- Ressource transitoire spécialisée en santé mentale et itinérance.
- 12 places mixtes orientées par le réseau et les organismes.
- Financement récurrent de 500 000 $ par an dès 2026-2027.
- Séjour moyen d’environ trois mois.
Une réponse ciblée à des besoins urgents
La ministre de la Santé du Québec, Sonia Bélanger, a annoncé l’ouverture officielle du PRISM Nord, une nouvelle ressource d’hébergement transitoire destinée aux personnes en situation d’itinérance présentant des troubles de santé mentale. Cette initiative vise à combler un manque important de services pour une clientèle particulièrement vulnérable au cœur de la métropole.
Pour souligner l’importance de ce projet, la ministre responsable de la Solidarité sociale et de l’Action communautaire, Chantal Rouleau, ainsi que la députée d’Anjou-Louis-Riel, Karine Boivin Roy, étaient également présentes. Elles ont insisté sur la nécessité de solutions concrètes et coordonnées pour lutter efficacement contre l’itinérance et ses conséquences humaines et sociales.
Un milieu structuré favorisant le rétablissement
Le PRISM Nord offre un environnement stable et encadré combinant hébergement et services spécialisés. Les résidents ont accès à des soins psychiatriques, à des soins infirmiers ainsi qu’à un accompagnement psychosocial adapté à leurs besoins.
La ressource compte 12 places mixtes destinées à des personnes orientées par le réseau de la santé et des services sociaux ou par des organismes communautaires. L’objectif principal est de soutenir ces personnes dans leur cheminement vers un logement permanent et une meilleure autonomie.
Un financement récurrent de 500 000 dollars à partir de l’année financière 2026-2027 assurera la continuité des services et la pérennité du projet.
Une collaboration entre réseau public et communautaire
Le PRISM Nord est le fruit d’une collaboration étroite entre plusieurs partenaires. Le Centre intégré universitaire de santé et de services sociaux du Nord-de-l’Île-de-Montréal, la Mission Old Brewery et l’organisme L’Espace la Traversée ont uni leurs expertises pour concrétiser cette initiative.
L’Espace la Traversée a notamment fourni les locaux nécessaires, tandis que les organismes communautaires contribuent à l’accompagnement quotidien des résidents. Cette complémentarité entre les milieux public et communautaire est considérée comme un élément clé du succès du programme.
Un maillon entre la rue, les soins et le logement
Selon la ministre Chantal Rouleau, chaque nouvelle ressource constitue une avancée importante dans la lutte contre l’itinérance. Le PRISM Nord agit comme un pont entre la vie à la rue, l’accès aux soins et l’intégration dans un logement stable.
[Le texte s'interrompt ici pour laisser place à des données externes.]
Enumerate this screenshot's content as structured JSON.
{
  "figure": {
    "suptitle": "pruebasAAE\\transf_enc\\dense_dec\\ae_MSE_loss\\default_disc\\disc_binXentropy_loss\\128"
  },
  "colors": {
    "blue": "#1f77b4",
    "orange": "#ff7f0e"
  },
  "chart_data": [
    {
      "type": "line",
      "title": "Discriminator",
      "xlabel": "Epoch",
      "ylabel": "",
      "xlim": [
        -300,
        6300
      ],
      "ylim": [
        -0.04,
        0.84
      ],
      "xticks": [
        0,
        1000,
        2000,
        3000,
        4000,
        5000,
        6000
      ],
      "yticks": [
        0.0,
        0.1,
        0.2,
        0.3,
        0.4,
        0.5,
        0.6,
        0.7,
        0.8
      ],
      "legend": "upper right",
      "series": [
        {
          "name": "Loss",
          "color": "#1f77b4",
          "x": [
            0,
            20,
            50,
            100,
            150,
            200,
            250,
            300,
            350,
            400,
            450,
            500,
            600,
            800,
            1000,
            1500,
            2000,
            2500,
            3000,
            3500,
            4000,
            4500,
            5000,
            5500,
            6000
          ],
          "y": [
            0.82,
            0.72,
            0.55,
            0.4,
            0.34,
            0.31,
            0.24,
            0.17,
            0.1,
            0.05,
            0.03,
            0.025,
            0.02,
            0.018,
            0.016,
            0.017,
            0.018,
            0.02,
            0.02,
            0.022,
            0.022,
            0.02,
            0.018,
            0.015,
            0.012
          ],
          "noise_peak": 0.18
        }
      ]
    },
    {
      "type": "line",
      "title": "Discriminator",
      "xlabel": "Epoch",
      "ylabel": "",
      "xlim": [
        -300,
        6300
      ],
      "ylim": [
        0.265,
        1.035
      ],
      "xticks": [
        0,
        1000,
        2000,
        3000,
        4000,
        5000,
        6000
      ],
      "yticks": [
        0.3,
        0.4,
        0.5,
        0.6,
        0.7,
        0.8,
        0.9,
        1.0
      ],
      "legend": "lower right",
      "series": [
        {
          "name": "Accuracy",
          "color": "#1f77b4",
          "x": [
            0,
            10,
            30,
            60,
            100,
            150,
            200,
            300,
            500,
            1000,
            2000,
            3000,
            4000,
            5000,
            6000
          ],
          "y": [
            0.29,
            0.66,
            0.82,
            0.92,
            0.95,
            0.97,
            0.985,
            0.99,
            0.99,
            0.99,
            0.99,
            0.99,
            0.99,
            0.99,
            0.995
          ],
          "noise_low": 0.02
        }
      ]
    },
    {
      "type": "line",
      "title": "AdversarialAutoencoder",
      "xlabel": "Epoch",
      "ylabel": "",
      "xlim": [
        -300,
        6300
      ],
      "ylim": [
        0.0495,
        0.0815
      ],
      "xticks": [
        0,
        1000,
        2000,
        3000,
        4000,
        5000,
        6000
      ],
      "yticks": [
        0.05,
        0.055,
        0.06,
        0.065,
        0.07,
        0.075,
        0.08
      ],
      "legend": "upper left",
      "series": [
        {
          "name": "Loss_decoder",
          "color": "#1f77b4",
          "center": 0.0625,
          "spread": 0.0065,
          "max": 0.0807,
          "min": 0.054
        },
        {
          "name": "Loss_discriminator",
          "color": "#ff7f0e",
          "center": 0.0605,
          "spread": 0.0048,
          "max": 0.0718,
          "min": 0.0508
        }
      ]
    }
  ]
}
En offrant un cadre sécuritaire et des services coordonnés, la ressource vise à transformer durablement la trajectoire de vie des personnes hébergées. La députée Karine Boivin Roy a souligné que ce type de milieu donne aux personnes vulnérables une véritable chance de se reconstruire et d’envisager un avenir plus serein.
Le modèle PRISM déjà éprouvé au Québec
Le PRISM, pour Projet de réaffiliation en itinérance et santé mentale, est un programme d’hébergement transitoire déjà implanté dans plusieurs villes, notamment Montréal, Québec et Sherbrooke. Il est généralement offert pour une durée moyenne d’environ trois mois.
Des études indiquent qu’entre 63 % et 81 % des participants vivent toujours en logement un an après avoir complété le programme. Cette stabilité résidentielle s’accompagne souvent d’une amélioration notable de la qualité de vie et du bien-être global.
Une initiative inscrite dans les plans gouvernementaux
L’ouverture du PRISM Nord s’inscrit dans le Plan d’action interministériel en santé mentale 2022-2026 ainsi que dans le Plan d’action interministériel en itinérance 2021-2026. Ces stratégies visent à offrir un soutien personnalisé, des évaluations psychiatriques régulières et des soins continus aux personnes vivant des situations complexes.
En misant sur la coordination des services et sur des solutions adaptées aux réalités du terrain, le gouvernement souhaite renforcer le filet social et améliorer la prise en charge des personnes en situation d’itinérance.
Un espoir pour les personnes les plus vulnérables
Pour la ministre Sonia Bélanger, ce projet illustre l’importance d’investir dans des solutions innovantes et humaines. Elle estime que l’union des efforts du réseau public, du milieu communautaire et des partenaires locaux est essentielle pour offrir des perspectives réelles de rétablissement.
Le PRISM Nord représente ainsi une nouvelle étape dans la lutte contre l’itinérance au Québec, en proposant un modèle qui combine soins, stabilité et accompagnement vers l’autonomie.